WADA and the international federations involved (including the International Cycling Union, the International Shooting Federation, and World Aquatics) all had the opportunity to review the case and, if appropriate, appeal to the Court of Arbitration for Sport (CAS). WADA thoroughly reviewed the case in early 2024 with sufficient skepticism and concluded that there was no evidence to dispute that the cause of the positive test was contaminated meat, and therefore decided not to appeal to CAS. Various other anti-doping organizations also did not appeal. As WADA has previously suggested, no anti-doping organization has ever appealed a case to change a no-fault decision to a no-fault decision in the absence of evidence to dispute a no-fault contamination scenario.
However, following these cases, WADA wished to assess the status, scale and risk of meat contamination with methandienone in China and other countries. As a result, WADA opened an investigation in early 2024. As this is being conducted by WADA’s independent Intelligence and Investigations department and is ongoing, WADA I&I will go where the evidence leads, and therefore WADA cannot comment further.
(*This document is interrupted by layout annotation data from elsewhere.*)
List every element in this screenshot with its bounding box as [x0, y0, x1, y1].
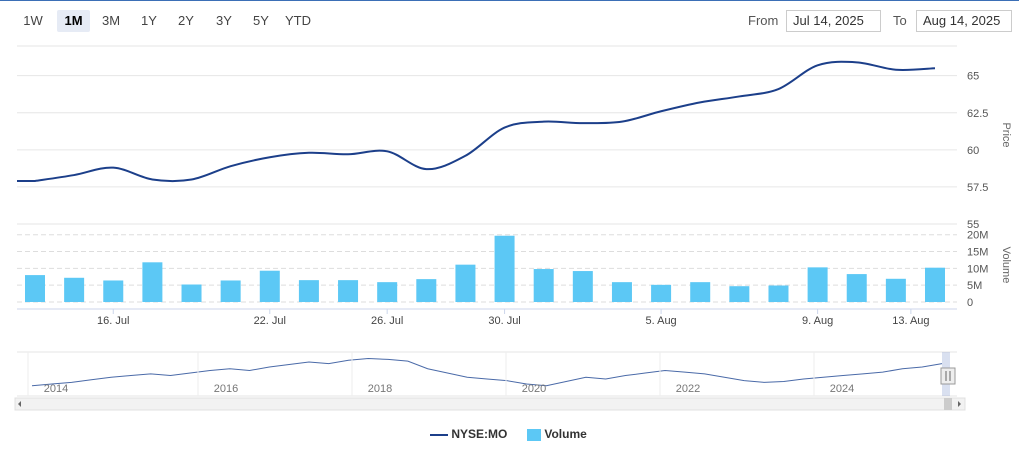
legend-label-price: NYSE:MO [451, 427, 508, 441]
volume-tick-label: 10M [967, 263, 988, 275]
line-swatch-icon [430, 433, 448, 436]
legend-item-price[interactable]: NYSE:MO [430, 427, 507, 441]
volume-bar[interactable] [64, 277, 85, 302]
volume-bar[interactable] [651, 284, 672, 302]
legend-label-volume: Volume [544, 427, 587, 441]
volume-axis-label: Volume [1000, 247, 1012, 284]
volume-bar[interactable] [807, 267, 828, 302]
price-axis-label: Price [1000, 122, 1012, 147]
volume-bar[interactable] [455, 264, 476, 302]
volume-bar[interactable] [142, 262, 163, 302]
price-tick-label: 57.5 [967, 182, 988, 194]
navigator-year-label: 2024 [830, 383, 854, 395]
volume-bar[interactable] [572, 271, 593, 302]
navigator-year-label: 2014 [44, 383, 68, 395]
range-button-2y[interactable]: 2Y [178, 13, 194, 28]
legend-item-volume[interactable]: Volume [527, 427, 587, 441]
volume-bar[interactable] [729, 286, 750, 302]
volume-bar[interactable] [690, 282, 711, 302]
price-tick-label: 62.5 [967, 108, 988, 120]
volume-tick-label: 5M [967, 280, 982, 292]
x-tick-label: 5. Aug [645, 315, 676, 327]
x-tick-label: 30. Jul [488, 315, 520, 327]
from-date-input[interactable]: Jul 14, 2025 [786, 10, 881, 32]
volume-bar[interactable] [377, 282, 398, 302]
volume-bar[interactable] [416, 279, 437, 302]
navigator-year-label: 2016 [214, 383, 238, 395]
range-button-3m[interactable]: 3M [101, 13, 121, 28]
top-border [0, 0, 1019, 1]
navigator-year-label: 2018 [368, 383, 392, 395]
volume-bar[interactable] [338, 280, 359, 302]
volume-tick-label: 15M [967, 247, 988, 259]
volume-bar[interactable] [494, 235, 515, 302]
price-tick-label: 60 [967, 145, 979, 157]
scrollbar-track[interactable] [14, 397, 966, 411]
navigator-year-label: 2020 [522, 383, 546, 395]
x-tick-label: 13. Aug [892, 315, 929, 327]
price-tick-label: 65 [967, 71, 979, 83]
x-tick-label: 26. Jul [371, 315, 403, 327]
navigator-year-label: 2022 [676, 383, 700, 395]
volume-bar[interactable] [259, 270, 280, 302]
volume-bar[interactable] [768, 285, 789, 302]
range-button-1y[interactable]: 1Y [141, 13, 157, 28]
volume-bar[interactable] [220, 280, 241, 302]
volume-bar[interactable] [846, 274, 867, 302]
volume-bar[interactable] [885, 278, 906, 302]
volume-bar[interactable] [181, 284, 202, 302]
price-tick-label: 55 [967, 219, 979, 231]
volume-tick-label: 20M [967, 230, 988, 242]
from-label: From [748, 13, 779, 28]
x-tick-label: 22. Jul [254, 315, 286, 327]
scroll-right-arrow-icon[interactable] [958, 401, 961, 407]
volume-bar[interactable] [25, 275, 45, 302]
scroll-left-arrow-icon[interactable] [18, 401, 21, 407]
price-series-line[interactable] [17, 60, 936, 183]
x-tick-label: 9. Aug [802, 315, 833, 327]
x-tick-label: 16. Jul [97, 315, 129, 327]
navigator-series-line [31, 358, 943, 387]
volume-bar[interactable] [103, 280, 124, 302]
volume-bar[interactable] [298, 280, 319, 302]
range-button-3y[interactable]: 3Y [216, 13, 232, 28]
to-date-input[interactable]: Aug 14, 2025 [916, 10, 1012, 32]
bar-swatch-icon [527, 428, 541, 441]
volume-bar[interactable] [533, 269, 554, 302]
navigator-handle[interactable] [940, 367, 956, 385]
range-button-1w[interactable]: 1W [23, 13, 43, 28]
scrollbar-thumb[interactable] [944, 398, 952, 410]
volume-tick-label: 0 [967, 297, 973, 309]
range-button-5y[interactable]: 5Y [253, 13, 269, 28]
range-button-1m[interactable]: 1M [57, 10, 90, 32]
to-label: To [893, 13, 907, 28]
volume-bar[interactable] [925, 267, 945, 302]
volume-bar[interactable] [611, 282, 632, 302]
range-button-ytd[interactable]: YTD [285, 13, 311, 28]
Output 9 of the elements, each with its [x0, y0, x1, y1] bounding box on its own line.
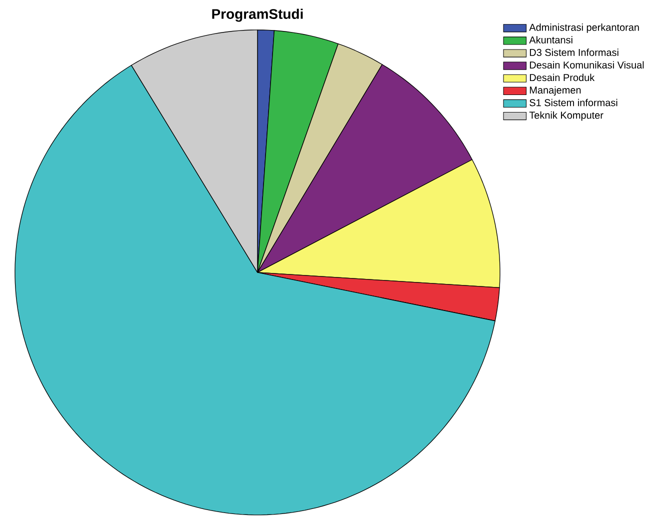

The issue revisits broader issues about food and other contamination that WADA addressed in 2010. Statement of June 14, 2024Judging by the number of cases, there is clearly a contamination problem in several countries around the world. WADA is generally concerned by the number of cases where the contamination claims are unsuccessfully challenged at the CAS and are terminated without sanction. There have been numerous cases where positive tests were found but were ultimately terminated without sanction for non-fault violations, even in cases where the contamination method was unusual. Apart from China in particular, there have been several such cases in the United States in the past few months alone, where very complex contamination scenarios were accepted. The ongoing review of the World Anti-Doping Code and international standards will be an opportunity to consider possible solutions to this ongoing problem with clean sport.
The politicization of Chinese swimming continues with the latest attempts by US media to implicate WADA and the broader anti-doping community. As we have seen in recent months, WADA has been unfairly caught in the middle of geopolitical tensions between superpowers, yet has no authority to take part in their activities.